03-07-02, 04-29-02, 01-17-03

Formulaic horror is a real writer-trap. If it sounds too easy to be true, it probably is. Just as with science fiction, scores of writers have decided that they, too can write horror, if they follow the simple formula laid out in numerous Stephen King and Dean Koontz novels. The trouble is that there is no simple formula, and the best novels by these writers succeed because they make something that is very difficult to do look absurdly easy because it is so easy to read. That's why those foil covers with gerund titles pile up at the Goodwill and garage sales. You can add Simon Clark to the non-legions of horror writers who have studied the form, worked in it for years, polished their craft, and learned their lessons. If readers are lucky -- and in this case they are -- the result is a novel as compelling and intense as 'Darkness Demands'.

Now part the joy of my experience of reading this novel was that I read the Cemetery Dance hardcover copy. I have to respect Leisure for putting out Clark's work, but the CD copy really shines, from the work of another Clark -- Alan M. Clark -- to the typesetting, great production values and relatively low cost that make this book an outstanding book value. Still, in the end, it would be nothing without the fantastic writing of Simon Clark.

Clark posits a relatively simple but original Horror MacGuffin to get the action going. True crime writer John Newton has moved to a new bucolic location with his lovely family. One day, a letter arrives on the back porch, asking that a small gift be left on a grave in the nearby graveyard. Should he or shouldn't he? The letter is vague, troubling. Perhaps there will be consequences for his family. From that moment on, the reader is in for a long night reading to find out what will happen to Newton and his charming family.

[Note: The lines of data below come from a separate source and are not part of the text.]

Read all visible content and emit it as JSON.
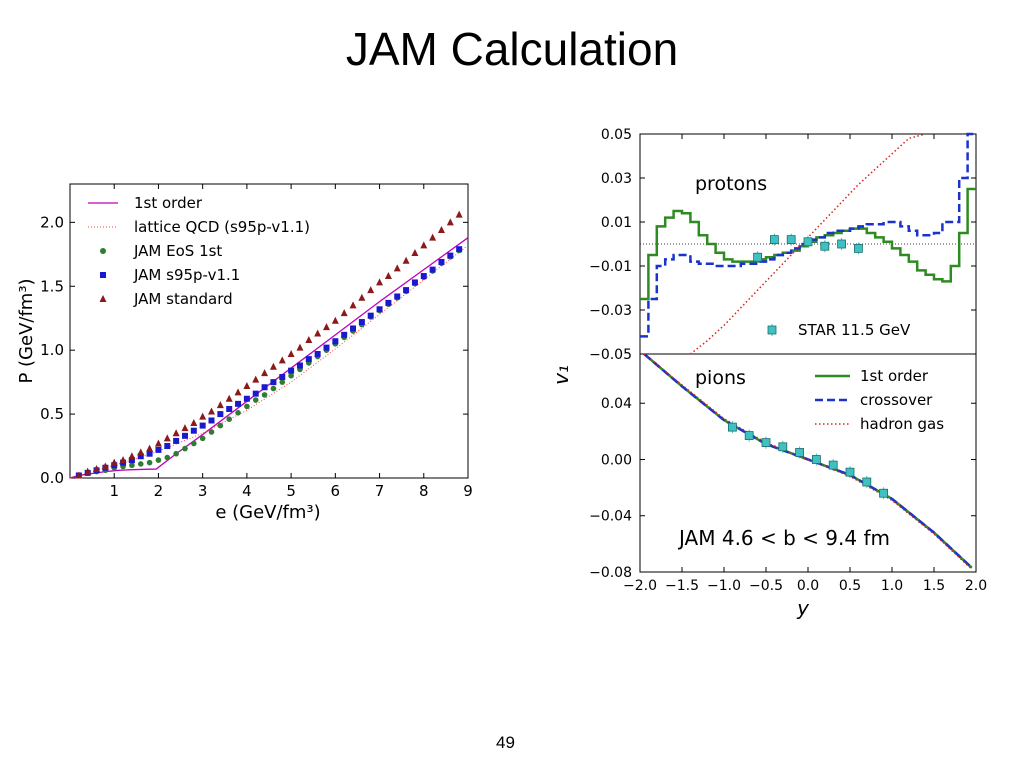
{
  "slide": {
    "title": "JAM Calculation",
    "page_number": "49"
  },
  "chart_data": [
    {
      "type": "line+scatter",
      "title": "",
      "xlabel": "e (GeV/fm³)",
      "ylabel": "P (GeV/fm³)",
      "xlim": [
        0,
        9
      ],
      "ylim": [
        0,
        2.3
      ],
      "x_ticks": [
        "1",
        "2",
        "3",
        "4",
        "5",
        "6",
        "7",
        "8",
        "9"
      ],
      "y_ticks": [
        "0.0",
        "0.5",
        "1.0",
        "1.5",
        "2.0"
      ],
      "legend": [
        "1st order",
        "lattice QCD (s95p-v1.1)",
        "JAM EoS 1st",
        "JAM s95p-v1.1",
        "JAM standard"
      ],
      "colors": {
        "first_order": "#bf00bf",
        "lattice": "#ff4040",
        "eos1st": "#2e7d32",
        "s95p": "#1a1acc",
        "standard": "#8b1a1a"
      },
      "series": [
        {
          "name": "1st order",
          "style": "line",
          "x": [
            0,
            0.2,
            0.5,
            0.8,
            1.1,
            1.4,
            1.7,
            1.95,
            2.4,
            3,
            4,
            5,
            6,
            7,
            8,
            9
          ],
          "y": [
            0,
            0.02,
            0.035,
            0.05,
            0.06,
            0.065,
            0.068,
            0.07,
            0.19,
            0.34,
            0.6,
            0.86,
            1.12,
            1.38,
            1.63,
            1.88
          ]
        },
        {
          "name": "lattice QCD (s95p-v1.1)",
          "style": "dotted",
          "x": [
            0,
            0.3,
            0.6,
            1,
            1.5,
            2,
            2.5,
            3,
            3.5,
            4,
            5,
            6,
            7,
            8,
            9
          ],
          "y": [
            0,
            0.03,
            0.06,
            0.1,
            0.15,
            0.21,
            0.28,
            0.35,
            0.44,
            0.53,
            0.75,
            1.01,
            1.28,
            1.55,
            1.82
          ]
        },
        {
          "name": "JAM EoS 1st",
          "style": "circle",
          "x": [
            0.2,
            0.4,
            0.6,
            0.8,
            1.0,
            1.2,
            1.4,
            1.6,
            1.8,
            2.0,
            2.2,
            2.4,
            2.6,
            2.8,
            3.0,
            3.2,
            3.4,
            3.6,
            3.8,
            4.0,
            4.2,
            4.4,
            4.6,
            4.8,
            5.0,
            5.2,
            5.4,
            5.6,
            5.8,
            6.0,
            6.2,
            6.4,
            6.6,
            6.8,
            7.0,
            7.2,
            7.4,
            7.6,
            7.8,
            8.0,
            8.2,
            8.4,
            8.6,
            8.8
          ],
          "y": [
            0.02,
            0.04,
            0.05,
            0.06,
            0.08,
            0.09,
            0.1,
            0.11,
            0.12,
            0.14,
            0.16,
            0.19,
            0.23,
            0.27,
            0.31,
            0.36,
            0.41,
            0.46,
            0.51,
            0.56,
            0.61,
            0.65,
            0.7,
            0.75,
            0.8,
            0.85,
            0.9,
            0.95,
            1.0,
            1.05,
            1.1,
            1.15,
            1.2,
            1.26,
            1.31,
            1.36,
            1.41,
            1.46,
            1.52,
            1.57,
            1.62,
            1.68,
            1.73,
            1.78
          ]
        },
        {
          "name": "JAM s95p-v1.1",
          "style": "square",
          "x": [
            0.2,
            0.4,
            0.6,
            0.8,
            1.0,
            1.2,
            1.4,
            1.6,
            1.8,
            2.0,
            2.2,
            2.4,
            2.6,
            2.8,
            3.0,
            3.2,
            3.4,
            3.6,
            3.8,
            4.0,
            4.2,
            4.4,
            4.6,
            4.8,
            5.0,
            5.2,
            5.4,
            5.6,
            5.8,
            6.0,
            6.2,
            6.4,
            6.6,
            6.8,
            7.0,
            7.2,
            7.4,
            7.6,
            7.8,
            8.0,
            8.2,
            8.4,
            8.6,
            8.8
          ],
          "y": [
            0.02,
            0.04,
            0.06,
            0.08,
            0.1,
            0.12,
            0.14,
            0.17,
            0.19,
            0.22,
            0.25,
            0.29,
            0.33,
            0.37,
            0.41,
            0.45,
            0.5,
            0.54,
            0.58,
            0.62,
            0.66,
            0.71,
            0.75,
            0.79,
            0.84,
            0.88,
            0.93,
            0.97,
            1.02,
            1.07,
            1.12,
            1.17,
            1.22,
            1.27,
            1.32,
            1.37,
            1.42,
            1.47,
            1.53,
            1.58,
            1.63,
            1.69,
            1.74,
            1.79
          ]
        },
        {
          "name": "JAM standard",
          "style": "triangle",
          "x": [
            0.2,
            0.4,
            0.6,
            0.8,
            1.0,
            1.2,
            1.4,
            1.6,
            1.8,
            2.0,
            2.2,
            2.4,
            2.6,
            2.8,
            3.0,
            3.2,
            3.4,
            3.6,
            3.8,
            4.0,
            4.2,
            4.4,
            4.6,
            4.8,
            5.0,
            5.2,
            5.4,
            5.6,
            5.8,
            6.0,
            6.2,
            6.4,
            6.6,
            6.8,
            7.0,
            7.2,
            7.4,
            7.6,
            7.8,
            8.0,
            8.2,
            8.4,
            8.6,
            8.8
          ],
          "y": [
            0.02,
            0.05,
            0.07,
            0.09,
            0.12,
            0.14,
            0.17,
            0.2,
            0.23,
            0.27,
            0.31,
            0.35,
            0.39,
            0.43,
            0.48,
            0.52,
            0.57,
            0.62,
            0.67,
            0.72,
            0.77,
            0.82,
            0.87,
            0.92,
            0.97,
            1.02,
            1.08,
            1.13,
            1.18,
            1.23,
            1.29,
            1.35,
            1.41,
            1.47,
            1.53,
            1.58,
            1.64,
            1.7,
            1.76,
            1.82,
            1.88,
            1.94,
            2.0,
            2.06
          ]
        }
      ]
    },
    {
      "type": "line+scatter",
      "panel": "protons",
      "ylabel": "v₁",
      "xlim": [
        -2,
        2
      ],
      "ylim": [
        -0.05,
        0.05
      ],
      "y_ticks": [
        "0.05",
        "0.03",
        "0.01",
        "−0.01",
        "−0.03",
        "−0.05"
      ],
      "y_tick_values": [
        0.05,
        0.03,
        0.01,
        -0.01,
        -0.03,
        -0.05
      ],
      "legend": [
        "STAR 11.5 GeV"
      ],
      "series": [
        {
          "name": "1st order",
          "style": "step",
          "color": "#2e8b22",
          "x": [
            -2.0,
            -1.9,
            -1.8,
            -1.7,
            -1.6,
            -1.5,
            -1.4,
            -1.3,
            -1.2,
            -1.1,
            -1.0,
            -0.9,
            -0.8,
            -0.7,
            -0.6,
            -0.5,
            -0.4,
            -0.3,
            -0.2,
            -0.1,
            0.0,
            0.1,
            0.2,
            0.3,
            0.4,
            0.5,
            0.6,
            0.7,
            0.8,
            0.9,
            1.0,
            1.1,
            1.2,
            1.3,
            1.4,
            1.5,
            1.6,
            1.7,
            1.8,
            1.9
          ],
          "y": [
            -0.025,
            -0.005,
            0.008,
            0.012,
            0.015,
            0.014,
            0.01,
            0.004,
            0.0,
            -0.004,
            -0.007,
            -0.008,
            -0.008,
            -0.008,
            -0.007,
            -0.006,
            -0.005,
            -0.004,
            -0.003,
            -0.001,
            0.001,
            0.003,
            0.004,
            0.005,
            0.006,
            0.007,
            0.007,
            0.005,
            0.003,
            0.001,
            -0.002,
            -0.005,
            -0.008,
            -0.012,
            -0.014,
            -0.016,
            -0.017,
            -0.01,
            0.005,
            0.025
          ]
        },
        {
          "name": "crossover",
          "style": "step-dashed",
          "color": "#1a33cc",
          "x": [
            -2.0,
            -1.9,
            -1.8,
            -1.7,
            -1.6,
            -1.5,
            -1.4,
            -1.3,
            -1.2,
            -1.1,
            -1.0,
            -0.9,
            -0.8,
            -0.7,
            -0.6,
            -0.5,
            -0.4,
            -0.3,
            -0.2,
            -0.1,
            0.0,
            0.1,
            0.2,
            0.3,
            0.4,
            0.5,
            0.6,
            0.7,
            0.8,
            0.9,
            1.0,
            1.1,
            1.2,
            1.3,
            1.4,
            1.5,
            1.6,
            1.7,
            1.8,
            1.9
          ],
          "y": [
            -0.042,
            -0.025,
            -0.01,
            -0.007,
            -0.005,
            -0.005,
            -0.008,
            -0.009,
            -0.009,
            -0.01,
            -0.01,
            -0.01,
            -0.009,
            -0.009,
            -0.008,
            -0.007,
            -0.005,
            -0.004,
            -0.002,
            0.0,
            0.002,
            0.003,
            0.005,
            0.006,
            0.006,
            0.007,
            0.008,
            0.009,
            0.009,
            0.01,
            0.01,
            0.008,
            0.006,
            0.004,
            0.004,
            0.005,
            0.01,
            0.01,
            0.03,
            0.05
          ]
        },
        {
          "name": "hadron gas",
          "style": "dotted",
          "color": "#d62020",
          "x": [
            -1.4,
            -1.2,
            -1.0,
            -0.8,
            -0.6,
            -0.4,
            -0.2,
            0.0,
            0.2,
            0.4,
            0.6,
            0.8,
            1.0,
            1.2,
            1.4
          ],
          "y": [
            -0.05,
            -0.044,
            -0.037,
            -0.029,
            -0.021,
            -0.013,
            -0.005,
            0.003,
            0.011,
            0.019,
            0.027,
            0.034,
            0.041,
            0.048,
            0.055
          ]
        },
        {
          "name": "STAR 11.5 GeV",
          "style": "square-errorbar",
          "color": "#40c0c0",
          "x": [
            -0.6,
            -0.4,
            -0.2,
            0.0,
            0.2,
            0.4,
            0.6
          ],
          "y": [
            -0.006,
            0.002,
            0.002,
            0.001,
            -0.001,
            0.0,
            -0.002
          ]
        }
      ]
    },
    {
      "type": "line+scatter",
      "panel": "pions",
      "xlabel": "y",
      "xlim": [
        -2,
        2
      ],
      "ylim": [
        -0.08,
        0.075
      ],
      "x_ticks": [
        "−2.0",
        "−1.5",
        "−1.0",
        "−0.5",
        "0.0",
        "0.5",
        "1.0",
        "1.5",
        "2.0"
      ],
      "x_tick_values": [
        -2.0,
        -1.5,
        -1.0,
        -0.5,
        0.0,
        0.5,
        1.0,
        1.5,
        2.0
      ],
      "y_ticks": [
        "0.04",
        "0.00",
        "−0.04",
        "−0.08"
      ],
      "y_tick_values": [
        0.04,
        0.0,
        -0.04,
        -0.08
      ],
      "legend": [
        "1st order",
        "crossover",
        "hadron gas"
      ],
      "annotation": "JAM 4.6 < b < 9.4 fm",
      "series": [
        {
          "name": "1st order",
          "style": "line",
          "color": "#2e8b22",
          "x": [
            -1.95,
            -1.5,
            -1.0,
            -0.5,
            0.0,
            0.5,
            1.0,
            1.5,
            1.95
          ],
          "y": [
            0.077,
            0.052,
            0.028,
            0.011,
            0.0,
            -0.011,
            -0.028,
            -0.052,
            -0.077
          ]
        },
        {
          "name": "crossover",
          "style": "dashed",
          "color": "#1a33cc",
          "x": [
            -1.95,
            -1.5,
            -1.0,
            -0.5,
            0.0,
            0.5,
            1.0,
            1.5,
            1.95
          ],
          "y": [
            0.077,
            0.052,
            0.028,
            0.011,
            0.0,
            -0.011,
            -0.028,
            -0.052,
            -0.077
          ]
        },
        {
          "name": "hadron gas",
          "style": "dotted",
          "color": "#d62020",
          "x": [
            -1.95,
            -1.5,
            -1.0,
            -0.5,
            0.0,
            0.5,
            1.0,
            1.5,
            1.95
          ],
          "y": [
            0.078,
            0.053,
            0.029,
            0.012,
            0.0,
            -0.012,
            -0.029,
            -0.053,
            -0.078
          ]
        },
        {
          "name": "STAR 11.5 GeV",
          "style": "square-errorbar",
          "color": "#40c0c0",
          "x": [
            -0.9,
            -0.7,
            -0.5,
            -0.3,
            -0.1,
            0.1,
            0.3,
            0.5,
            0.7,
            0.9
          ],
          "y": [
            0.023,
            0.017,
            0.012,
            0.009,
            0.005,
            0.0,
            -0.004,
            -0.009,
            -0.016,
            -0.024
          ]
        }
      ]
    }
  ],
  "right_labels": {
    "protons": "protons",
    "pions": "pions"
  }
}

Clark's skills as a writer are great, but they're practically invisible because the reader literally disappears into the story. The protagonist, John Newton is a bundle of worries -- about his children, the progress of his new book (IE, job), his annoying neighbors, all the kinds things that real people worry about every damn day of their lives. Clark seamlessly draws the reader into this world, then with his MacGuffin, slowly tweaks it as things become worse and worse. The neighbors, as it happens are not just annoying -- they verge on being full bore monsters. If the book has a weakness, it is that the brush used to paint the book's most hateful character is lacking in the number of colors used, particularly when compared with the ease that Clarks has in conveying the complexities of Newton and his family. Clark does compensate for this by creating an interesting domestic situation in the neighbor's house, one that is currently becoming more and more common. Clark treats it with taste. But in the reader's front-windshield view of the novel, the neighbor is more of a man standing by the side of the road -- you're in the car with the driver and his family, plummeting down the dark highway, edging closer to terror as things spin out of control.

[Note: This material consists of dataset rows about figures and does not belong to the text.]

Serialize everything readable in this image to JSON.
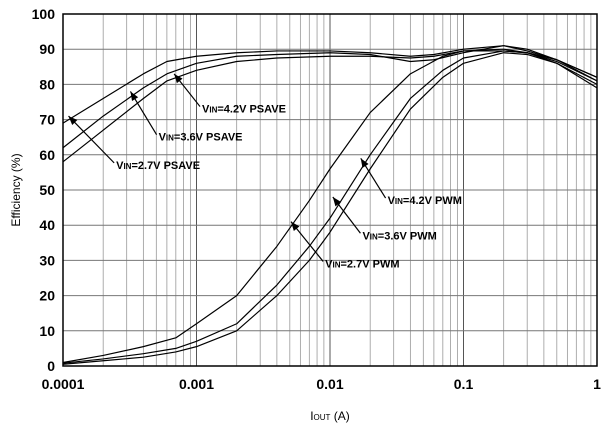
{
  "chart_data": {
    "type": "line",
    "xlabel": "IOUT (A)",
    "xlabel_main": "I",
    "xlabel_sub": "OUT",
    "xlabel_unit": " (A)",
    "ylabel": "Efficiency (%)",
    "xscale": "log",
    "xlim": [
      0.0001,
      1
    ],
    "ylim": [
      0,
      100
    ],
    "grid": true,
    "x_ticks": [
      {
        "value": 0.0001,
        "label": "0.0001"
      },
      {
        "value": 0.001,
        "label": "0.001"
      },
      {
        "value": 0.01,
        "label": "0.01"
      },
      {
        "value": 0.1,
        "label": "0.1"
      },
      {
        "value": 1,
        "label": "1"
      }
    ],
    "y_ticks": [
      {
        "value": 0,
        "label": "0"
      },
      {
        "value": 10,
        "label": "10"
      },
      {
        "value": 20,
        "label": "20"
      },
      {
        "value": 30,
        "label": "30"
      },
      {
        "value": 40,
        "label": "40"
      },
      {
        "value": 50,
        "label": "50"
      },
      {
        "value": 60,
        "label": "60"
      },
      {
        "value": 70,
        "label": "70"
      },
      {
        "value": 80,
        "label": "80"
      },
      {
        "value": 90,
        "label": "90"
      },
      {
        "value": 100,
        "label": "100"
      }
    ],
    "series": [
      {
        "name": "VIN=4.2V PSAVE",
        "label_pre": "V",
        "label_sub": "IN",
        "label_post": "=4.2V PSAVE",
        "x": [
          0.0001,
          0.0002,
          0.0004,
          0.0006,
          0.001,
          0.002,
          0.004,
          0.01,
          0.02,
          0.04,
          0.06,
          0.1,
          0.2,
          0.3,
          0.5,
          1
        ],
        "y": [
          58,
          67,
          76,
          81,
          84,
          86.5,
          87.5,
          88,
          88,
          87.5,
          88,
          89.5,
          90,
          89,
          86,
          79
        ]
      },
      {
        "name": "VIN=3.6V PSAVE",
        "label_pre": "V",
        "label_sub": "IN",
        "label_post": "=3.6V PSAVE",
        "x": [
          0.0001,
          0.0002,
          0.0004,
          0.0006,
          0.001,
          0.002,
          0.004,
          0.01,
          0.02,
          0.04,
          0.06,
          0.1,
          0.2,
          0.3,
          0.5,
          1
        ],
        "y": [
          62,
          71,
          79,
          83,
          86,
          88,
          88.5,
          89,
          88.5,
          86.5,
          87,
          89,
          91,
          89.5,
          87,
          81
        ]
      },
      {
        "name": "VIN=2.7V PSAVE",
        "label_pre": "V",
        "label_sub": "IN",
        "label_post": "=2.7V PSAVE",
        "x": [
          0.0001,
          0.0002,
          0.0004,
          0.0006,
          0.001,
          0.002,
          0.004,
          0.01,
          0.02,
          0.04,
          0.06,
          0.1,
          0.2,
          0.3,
          0.5,
          1
        ],
        "y": [
          69,
          76,
          83,
          86.5,
          88,
          89,
          89.5,
          89.5,
          89,
          88,
          88.5,
          90,
          91,
          90,
          87,
          82
        ]
      },
      {
        "name": "VIN=4.2V PWM",
        "label_pre": "V",
        "label_sub": "IN",
        "label_post": "=4.2V PWM",
        "x": [
          0.0001,
          0.0002,
          0.0004,
          0.0007,
          0.001,
          0.002,
          0.004,
          0.007,
          0.01,
          0.02,
          0.04,
          0.07,
          0.1,
          0.2,
          0.3,
          0.5,
          1
        ],
        "y": [
          0.5,
          1.5,
          2.5,
          4,
          5.5,
          10,
          20,
          30,
          38,
          56,
          73,
          82,
          86,
          89,
          88.5,
          86,
          80
        ]
      },
      {
        "name": "VIN=3.6V PWM",
        "label_pre": "V",
        "label_sub": "IN",
        "label_post": "=3.6V PWM",
        "x": [
          0.0001,
          0.0002,
          0.0004,
          0.0007,
          0.001,
          0.002,
          0.004,
          0.007,
          0.01,
          0.02,
          0.04,
          0.07,
          0.1,
          0.2,
          0.3,
          0.5,
          1
        ],
        "y": [
          0.8,
          2,
          3.5,
          5,
          7,
          12,
          23,
          34,
          42,
          60,
          76,
          84,
          87.5,
          89.5,
          89,
          86.5,
          81
        ]
      },
      {
        "name": "VIN=2.7V PWM",
        "label_pre": "V",
        "label_sub": "IN",
        "label_post": "=2.7V PWM",
        "x": [
          0.0001,
          0.0002,
          0.0004,
          0.0007,
          0.001,
          0.002,
          0.004,
          0.007,
          0.01,
          0.02,
          0.04,
          0.07,
          0.1,
          0.2,
          0.3,
          0.5,
          1
        ],
        "y": [
          1,
          3,
          5.5,
          8,
          12,
          20,
          34,
          47,
          56,
          72,
          83,
          88,
          89.5,
          89.5,
          89,
          87,
          82
        ]
      }
    ],
    "annotations": [
      {
        "series": "VIN=4.2V PSAVE",
        "text_x": 0.0011,
        "text_y": 72,
        "point_x": 0.00068,
        "point_y": 83
      },
      {
        "series": "VIN=3.6V PSAVE",
        "text_x": 0.00052,
        "text_y": 64,
        "point_x": 0.00032,
        "point_y": 78
      },
      {
        "series": "VIN=2.7V PSAVE",
        "text_x": 0.00025,
        "text_y": 56,
        "point_x": 0.00011,
        "point_y": 71
      },
      {
        "series": "VIN=4.2V PWM",
        "text_x": 0.027,
        "text_y": 46,
        "point_x": 0.017,
        "point_y": 59
      },
      {
        "series": "VIN=3.6V PWM",
        "text_x": 0.0175,
        "text_y": 36,
        "point_x": 0.0105,
        "point_y": 48
      },
      {
        "series": "VIN=2.7V PWM",
        "text_x": 0.0092,
        "text_y": 28,
        "point_x": 0.0051,
        "point_y": 41
      }
    ]
  }
}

Clark also does well with the supernatural menace in this novel. It is in fact rather novel, and it is in fact menacing. He doesn't over-explain or try to make more sense of things than needs to be made. It is simply something that exists, and because you believe in the characters you believe them when they find the increasingly sinister notes in the back yard. It's nice to see someone demonstrating that evil exists rather than insisting that it does. Clark knows when to turn up the heat and when to back off.

'Darkness Demands' is the kind of quintessential page turning horror novel that King Produced in 'Pet Semetery' and Koontz produced in 'Watchers'. There's not an excess of philosophy, reflection, gore or sentiment. It's a delicate balance and Clark walks the razor's edge without trumpeting the triumph of the swill. It's not a book for every reader. But for those legions, and yes there are legions, of readers who like their horror fast, hard, yet balanced with characters you like and the right amount of feeling, 'Darkness Demands' is just what you've been demanding.